Plötzlich wurde es dunkel, als sei die Sonne hinter schwarzen Wolken verschwunden. Sigfrid sah in dem grauen Dunst nichts mehr. Grani stieß gegen einen verkohlten Speer und trat auf zwei Schilde, aber er lief unbekümmert weiter. Sigfrid überließ sich dem sicheren Instinkt seines Pferdes. Von Brünhild war nichts zu sehen und nichts zu hören. Schließlich entschloß er sich zu rufen. Undeutlich glaubte er, Hagens hohle Stimme vor sich zu hören: »Brünhild! Gunter!« Sigfrid ließ Grani galoppieren, und im nächsten Augenblick sah er seine eigene Gestalt neben Goti stehen. Er sprang von Granis Rücken, umfaßte Gunters Hände und versenkte den Blick in die leuchtenden blauen Augen. Ein tiefer Atemzug, der ihm den kalten, feuchten Nebel in die Lungen holte, und Sigfrid sah wieder Gunter vor sich. Schnell nahm er die Tarnkappe ab und schob sie in den Gürtelbeutel. »Sigfrid!« rief Brünhild und erschien wie ein Geist aus dem Nebel. Sie starrte ihn wie gebannt an. »Sigfrid, Sigmunds Sohn, wo bist du gewesen?« Und als er verwirrt schwieg, rief sie: »Sigfrid, der Drachentöter, gib mir Antwort!«
»Ich... ich habe hier gewartet, während Gunter durch die Flammen geritten ist, um dich als Braut zu gewinnen.«
»Er war bei mir in den vergangenen drei Tagen.«
Hagen trat aus dem Nebel.
Brünhild achtete nicht auf Hagen, denn sie durchschaute den Betrug. »Sigfrid, du bist durch die Flammen geritten, als meine Seele im tiefen Schlaf lag. Dir habe ich meine Liebe geschenkt, und du hast geschworen, mich als Braut zu gewinnen...« Sie stieß einen langen Klagelaut aus und rief: »Sigfrid, was hast du mir angetan?«
»Was hast du getan?« wiederholte Gunter leise und starrte entsetzt auf die geisterhafte Erscheinung im Nebel.
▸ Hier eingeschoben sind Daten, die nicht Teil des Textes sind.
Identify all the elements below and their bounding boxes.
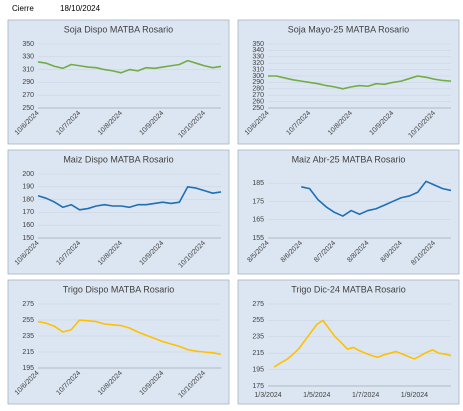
- y-tick-label: 235: [22, 333, 34, 340]
- y-tick-label: 270: [22, 92, 34, 99]
- y-tick-label: 330: [252, 54, 264, 61]
- y-tick-label: 215: [22, 349, 34, 356]
- x-tick-label: 1/5/2024: [303, 392, 330, 399]
- line-series: [268, 75, 452, 90]
- x-tick-label: 1/7/2024: [352, 392, 379, 399]
- x-tick-label: 1/3/2024: [254, 392, 281, 399]
- line-series: [37, 319, 222, 356]
- panel: [237, 19, 460, 145]
- y-tick-label: 255: [22, 317, 34, 324]
- y-tick-label: 330: [22, 54, 34, 61]
- y-tick-label: 310: [22, 66, 34, 73]
- y-tick-label: 175: [252, 198, 264, 205]
- chart-title: Soja Mayo-25 MATBA Rosario: [288, 24, 409, 34]
- y-tick-label: 200: [22, 171, 34, 178]
- y-tick-label: 290: [252, 79, 264, 86]
- y-tick-label: 260: [252, 98, 264, 105]
- header-label: Cierre: [12, 4, 34, 13]
- chart-title: Maiz Dispo MATBA Rosario: [63, 154, 173, 164]
- y-tick-label: 300: [252, 73, 264, 80]
- y-tick-label: 180: [22, 196, 34, 203]
- x-tick-label: 1/9/2024: [401, 392, 428, 399]
- y-tick-label: 170: [22, 209, 34, 216]
- panel: [7, 149, 230, 275]
- y-tick-label: 215: [252, 350, 264, 357]
- y-tick-label: 275: [252, 301, 264, 308]
- y-tick-label: 155: [252, 235, 264, 242]
- chart-title: Trigo Dispo MATBA Rosario: [63, 284, 175, 294]
- y-tick-label: 250: [252, 105, 264, 112]
- y-tick-label: 195: [252, 366, 264, 373]
- y-tick-label: 185: [252, 180, 264, 187]
- line-series: [301, 180, 452, 217]
- panel: [7, 279, 230, 405]
- y-tick-label: 150: [22, 235, 34, 242]
- y-tick-label: 195: [22, 365, 34, 372]
- y-tick-label: 280: [252, 86, 264, 93]
- y-tick-label: 190: [22, 184, 34, 191]
- chart-title: Trigo Dic-24 MATBA Rosario: [291, 284, 406, 294]
- y-tick-label: 275: [22, 301, 34, 308]
- y-tick-label: 270: [252, 92, 264, 99]
- y-tick-label: 165: [252, 217, 264, 224]
- y-tick-label: 320: [252, 60, 264, 67]
- y-tick-label: 175: [252, 383, 264, 390]
- panel: [237, 279, 460, 405]
- y-tick-label: 250: [22, 105, 34, 112]
- y-tick-label: 255: [252, 317, 264, 324]
- line-series: [37, 186, 222, 211]
- line-series: [273, 319, 452, 368]
- y-tick-label: 350: [22, 41, 34, 48]
- y-tick-label: 235: [252, 334, 264, 341]
- chart-title: Maiz Abr-25 MATBA Rosario: [292, 154, 406, 164]
- y-tick-label: 350: [252, 41, 264, 48]
- chart-title: Soja Dispo MATBA Rosario: [64, 24, 173, 34]
- y-tick-label: 160: [22, 222, 34, 229]
- y-tick-label: 310: [252, 66, 264, 73]
- y-tick-label: 340: [252, 47, 264, 54]
- y-tick-label: 290: [22, 79, 34, 86]
- line-series: [37, 59, 222, 74]
- panel: [7, 19, 230, 145]
- header-date: 18/10/2024: [60, 4, 101, 13]
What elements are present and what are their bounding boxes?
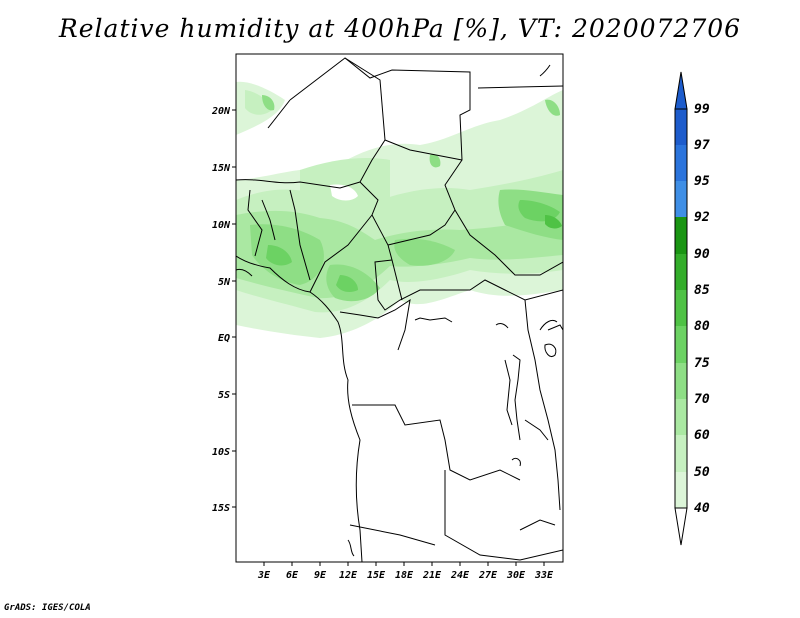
lon-tick-label: 12E — [339, 570, 358, 581]
colorbar-label: 90 — [694, 247, 710, 262]
colorbar-swatch — [675, 399, 687, 435]
lon-tick-label: 27E — [478, 570, 498, 581]
colorbar-label: 99 — [694, 102, 710, 117]
colorbar-label: 85 — [694, 283, 710, 298]
colorbar-swatch — [675, 326, 687, 363]
lat-tick-label: 15N — [212, 163, 231, 174]
colorbar-swatch — [675, 145, 687, 181]
lon-tick-label: 24E — [450, 570, 470, 581]
colorbar-label: 75 — [694, 356, 710, 371]
lon-tick-label: 18E — [395, 570, 414, 581]
lon-axis: 3E 6E 9E 12E 15E 18E 21E 24E 27E 30E 33E — [257, 562, 554, 581]
colorbar-label: 80 — [694, 319, 710, 334]
lon-tick-label: 30E — [506, 570, 526, 581]
colorbar-arrow-top — [674, 71, 688, 110]
lon-tick-label: 9E — [314, 570, 327, 581]
colorbar-label: 95 — [694, 174, 710, 189]
lat-tick-label: 5N — [218, 277, 231, 288]
colorbar-label: 97 — [694, 138, 710, 153]
colorbar-label: 50 — [694, 465, 710, 480]
colorbar-label: 40 — [694, 501, 710, 516]
lon-tick-label: 33E — [534, 570, 554, 581]
colorbar-swatch — [675, 363, 687, 399]
colorbar: 99 97 95 92 90 85 80 75 70 60 50 40 — [674, 71, 710, 546]
lon-tick-label: 15E — [367, 570, 386, 581]
colorbar-label: 92 — [694, 210, 710, 225]
colorbar-swatch — [675, 290, 687, 326]
lon-tick-label: 3E — [257, 570, 271, 581]
grads-credit: GrADS: IGES/COLA — [4, 603, 91, 613]
lon-tick-label: 21E — [422, 570, 442, 581]
colorbar-swatch — [675, 435, 687, 472]
colorbar-label: 70 — [694, 392, 710, 407]
lat-tick-label: 15S — [212, 503, 230, 514]
lon-tick-label: 6E — [286, 570, 299, 581]
colorbar-swatch — [675, 472, 687, 508]
lat-tick-label: 5S — [218, 390, 230, 401]
colorbar-swatch — [675, 254, 687, 290]
map-frame — [235, 53, 564, 563]
lat-tick-label: 10N — [212, 220, 231, 231]
lat-tick-label: 10S — [212, 447, 230, 458]
colorbar-swatch — [675, 217, 687, 254]
colorbar-swatch — [675, 109, 687, 145]
map-title: Relative humidity at 400hPa [%], VT: 202… — [58, 14, 742, 43]
colorbar-arrow-bottom — [674, 507, 688, 546]
colorbar-swatch — [675, 181, 687, 217]
humidity-shading — [236, 81, 563, 338]
country-borders — [236, 57, 563, 562]
lat-axis: 20N 15N 10N 5N EQ 5S 10S 15S — [211, 106, 236, 514]
lat-tick-label: EQ — [218, 333, 230, 344]
lat-tick-label: 20N — [211, 106, 231, 117]
colorbar-label: 60 — [694, 428, 710, 443]
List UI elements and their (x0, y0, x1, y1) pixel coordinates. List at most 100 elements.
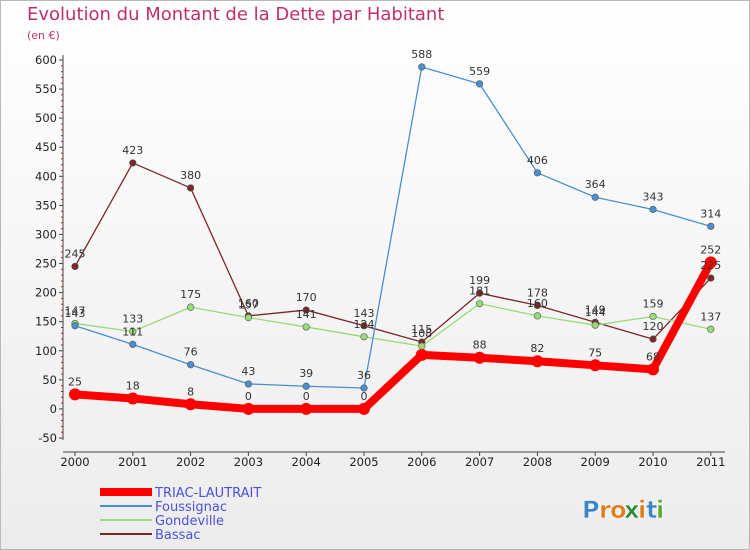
data-point (187, 303, 195, 311)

»Du trägst Gunters Ring, und du hast dich mit ihm in deiner Burg verlobt!« rief Sigfrid zurück. »Ich habe meinen Eid nicht gebrochen. Ich
habe mich schon vor vielen Jahren mit Gudrun, Gebikas Tochter, verlobt. Und Gudrun werde ich heiraten.«
Hatte ihn die Tarnkappe nicht geschützt? Wie war es dieser Frau gelungen, den Zauber zu durchschauen?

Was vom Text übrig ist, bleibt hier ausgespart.